Eddie Pepitone’s latest comedy album is a delightfully cutting sermon
Eddie Pepitone has a gift for predicting disaster. Much of his comedy album In Ruins (taking its name and much of its material from last year’s Netflix special) finds him using everything from sports to corporate advertising to its natural conclusion—ways to forget about death and the inevitable collapse of the world for another few seconds. Not that “The Bitter Buddha” is immune to this fatalism—during one particularly notable bit, “Reporting Live,” he pretends to be reporting from a catastrophe, bellowing with equal parts rage and fear. The scene sounds apocalyptic, like a dispatch from the end of civilization, before Pepitone reveals that he’s just describing what he sees in his own apartment. He’s dropped Cheerios under his refrigerator.
That’s right on target for Pepitone, a comedian and actor who has only come into his own in his 50s.
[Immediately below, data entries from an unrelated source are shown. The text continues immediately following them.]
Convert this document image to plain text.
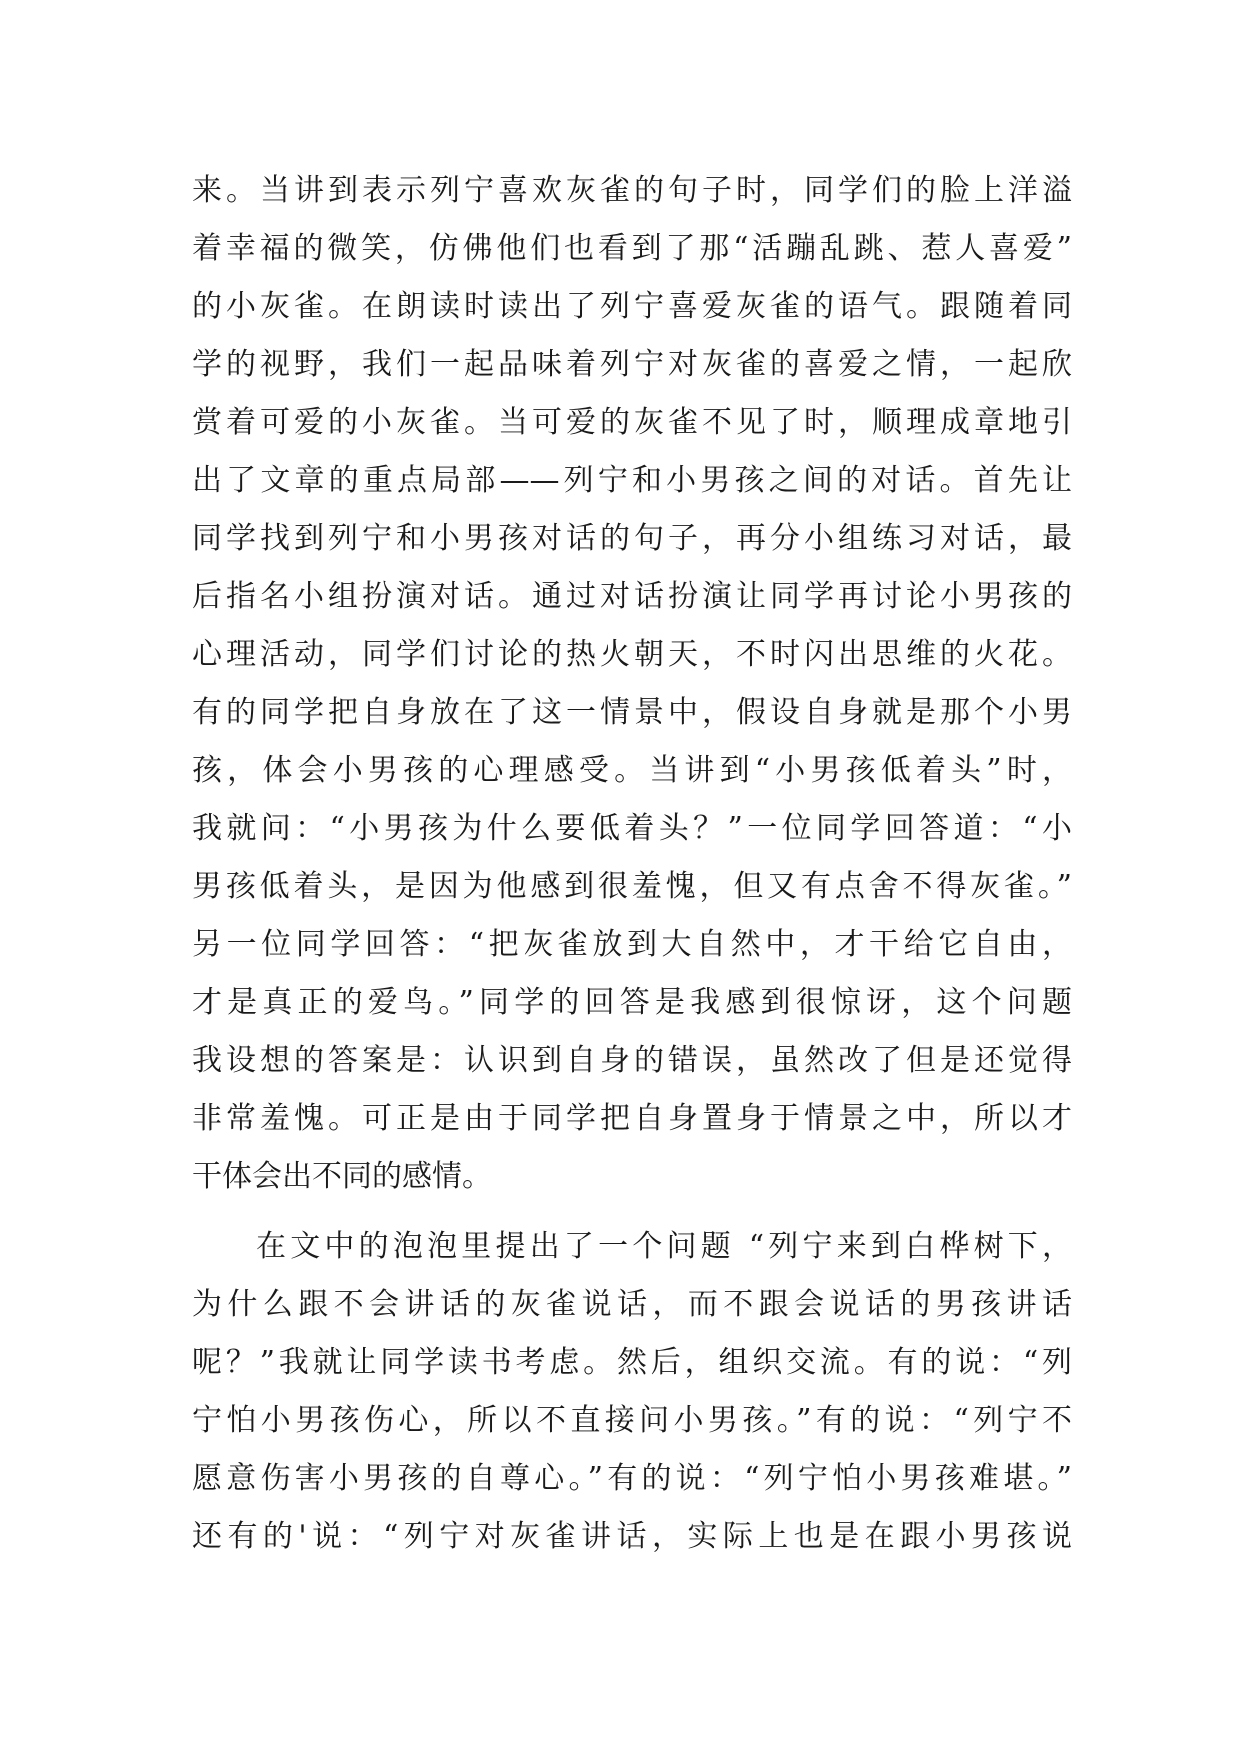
来。当讲到表示列宁喜欢灰雀的句子时，同学们的脸上洋溢
着幸福的微笑，仿佛他们也看到了那“活蹦乱跳、惹人喜爱”
的小灰雀。在朗读时读出了列宁喜爱灰雀的语气。跟随着同
学的视野，我们一起品味着列宁对灰雀的喜爱之情，一起欣
赏着可爱的小灰雀。当可爱的灰雀不见了时，顺理成章地引
出了文章的重点局部——列宁和小男孩之间的对话。首先让
同学找到列宁和小男孩对话的句子，再分小组练习对话，最
后指名小组扮演对话。通过对话扮演让同学再讨论小男孩的
心理活动，同学们讨论的热火朝天，不时闪出思维的火花。
有的同学把自身放在了这一情景中，假设自身就是那个小男
孩，体会小男孩的心理感受。当讲到“小男孩低着头”时，
我就问：“小男孩为什么要低着头？”一位同学回答道：“小
男孩低着头，是因为他感到很羞愧，但又有点舍不得灰雀。”
另一位同学回答：“把灰雀放到大自然中，才干给它自由，
才是真正的爱鸟。”同学的回答是我感到很惊讶，这个问题
我设想的答案是：认识到自身的错误，虽然改了但是还觉得
非常羞愧。可正是由于同学把自身置身于情景之中，所以才
干体会出不同的感情。
在文中的泡泡里提出了一个问题 “列宁来到白桦树下，
为什么跟不会讲话的灰雀说话，而不跟会说话的男孩讲话
呢？”我就让同学读书考虑。然后，组织交流。有的说：“列
宁怕小男孩伤心，所以不直接问小男孩。”有的说：“列宁不
愿意伤害小男孩的自尊心。”有的说：“列宁怕小男孩难堪。”
还有的'说：“列宁对灰雀讲话，实际上也是在跟小男孩说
His decades-long struggle for recognition, deep-seated anger, and cultish following within the comedy community is captured in the 2012 documentary The Bitter Buddha, which presaged something of a career renaissance for the comic’s comic, who has since appeared on a number of TV shows (including a perfectly cast recurring role as a tortured soul on Adult Swim’s Your Pretty Face Is Going To Hell).
That rage finds a more than suitable outlet in the faux-superficiality of In Ruins, in bits ranging from commercials accurately depicting uses of products for those suffering from crippling despair to a version of The Price Is Right for the hidden costs of the Iraq War.
The album features Pepitone playing to a crowd of adoring fans in his hometown of Brooklyn. He still might not quite have hit the big time, but he’s enough of an alt-comedy stalwart at this point that he doesn’t have to worry about anyone in the packed house missing his jokes about the structure of “vapid round of applause bullshit,” a setup that enables every call for a round of applause to be a punchline in itself. Many of the lines that get the most laughs are also the ones that sound like philosophy masquerading as comedy, which make the album’s material more intellectual, borderline spiritual than usual, even from Pepitone. By the time Pepitone is singing about watching murder on TV on “Blue Collar Lounge Singing,” In Ruins has turned into a world-weary victory lap.
Pepitone makes a great, consistent background player precisely because he is, in a sense, a complete caricature, something he acknowledges in consistent references to his Brooklyn roots (while also castigating the members of the audience who are changing his hometown). Where some comedians try to make a personal connection, it’s hard to pin down Pepitone the man, precisely, because all of his seemingly personal jokes turn surreal. Do his car rides with his wife really consist in listing off facts about box turtles? Does he really enjoy cinnamon swirl raisin peanut butter? Probably not, but the jokes (along with Pepitone’s well-placed, deeply depressing singing) all express something a little deeper.
Admittedly, that can be a bit exhausting. Pepitone delights in discomfort, and his worldview is so consistent in its acridity that the despair can wear a bit, even over the course of an hour. But his sadness never threatens to fully derail the enterprise. Although Pepitone’s comedy comes from an unflinchingly bleak perspective on humanity (“cunning, deceitful fucks”), it’s difficult not to be swept up by his not-so-secret enthusiasm, and harder still not to be convinced that—against all odds—a guy who is known, in part, for heckling himself, is happy. In fact, he sometimes seems like a big kid, gleeful that he gets to do this for a living. “I didn’t think I was very good,” he sheepishly admits as the album winds down. He doesn’t have to be so self-deprecating.